DAY 95 - Finding the middle of linked list

Hello Guys! This is day 95 and we are going to solve another problem using Tortoise And Hare Algorithm. In case you don't know it, check out my previous article on it.

Analyzing the Middle of a Linked List

The problem at hand involves finding the middle node of a linked list. It's a famous question often encountered in coding interviews. Let's break down the problem, understand the approach, and perform a dry run with an example to understand it better

Problem Statement: Middle of a Linked List

You are given a singly linked list, and you need to find the middle node of the list.

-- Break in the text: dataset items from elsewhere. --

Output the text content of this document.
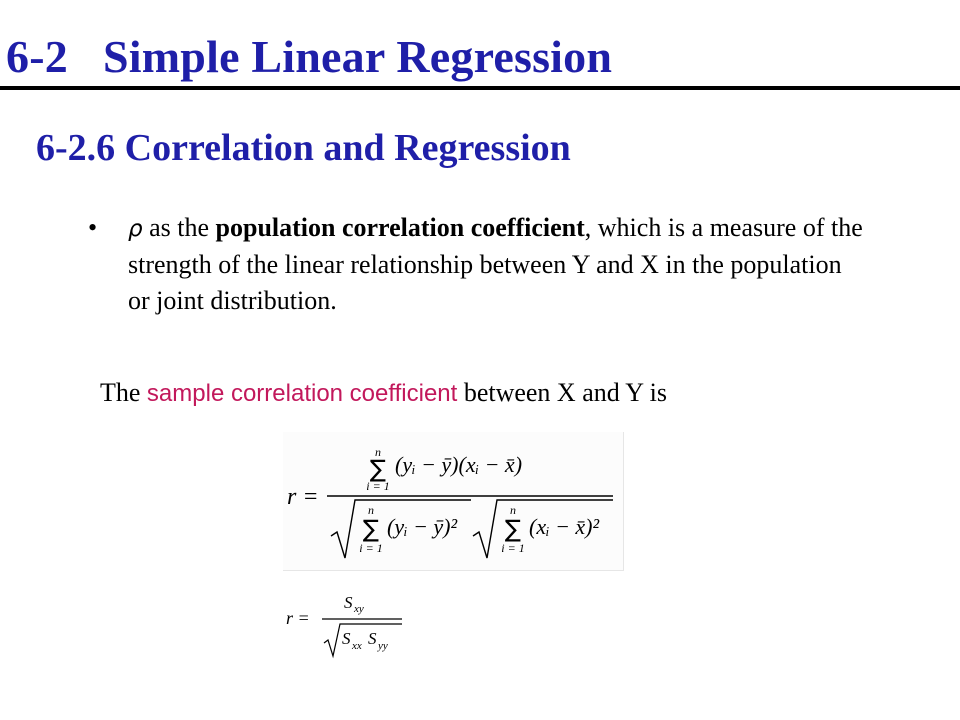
6-2   Simple Linear Regression
6-2.6 Correlation and Regression
• ρ as the population correlation coefficient, which is a measure of the strength of the linear relationship between Y and X in the population or joint distribution.
The sample correlation coefficient between X and Y is
r =
n
∑
i = 1
(yᵢ − ȳ)(xᵢ − x̄)
n
∑
i = 1
(yᵢ − ȳ)²
n
∑
i = 1
(xᵢ − x̄)²
r =
S xy
S xx S yy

If the list has an even number of nodes, return the second middle node.

The Approach

Before diving into the code, let's understand the intuition behind the approach.

• We can use a classic technique known as the "two-pointer" or "tortoise and hare" approach to efficiently find the middle of the linked list.

• We initialize two pointers, slow and fast, both initially pointing to the head of the list.

• The slow pointer moves one step at a time, while the fast pointer moves two steps at a time.

• When the fast pointer reaches the end of the list (i.e., fast or fast->next becomes nullptr), the slow pointer will be at the middle of the list.

• This is because the fast pointer covers twice the distance in the same time it takes for the slow pointer to traverse the list once.

Example Dry Run

Let's perform a dry run with an example linked list to see how this approach works.

Consider the linked list: 1 -> 2 -> 3 -> 4 -> 5

1. Initially, both slow and fast point to the head, which is 1.

2. In the first iteration, slow moves to 2, and fast moves to 3.

3. In the second iteration, slow moves to 3, and fast moves to 5.

4. In the third iteration, slow stays to 3, and fast reaches the end of the list, which is nullptr.

5. Since fast is now nullptr, we stop the loop, and the slow pointer points to the middle node, which is 3.

The Code

Here's the code to find the middle node of a linked list:

ListNode* middleNode(ListNode* head) {
    ListNode* slow = head;
    ListNode* fast = head;

    while (fast && fast->next) {
        slow = slow->next;
        fast = fast->next->next;
    }

    return slow;
}

Time Complexity: O(N)
Space Complexity: O(1)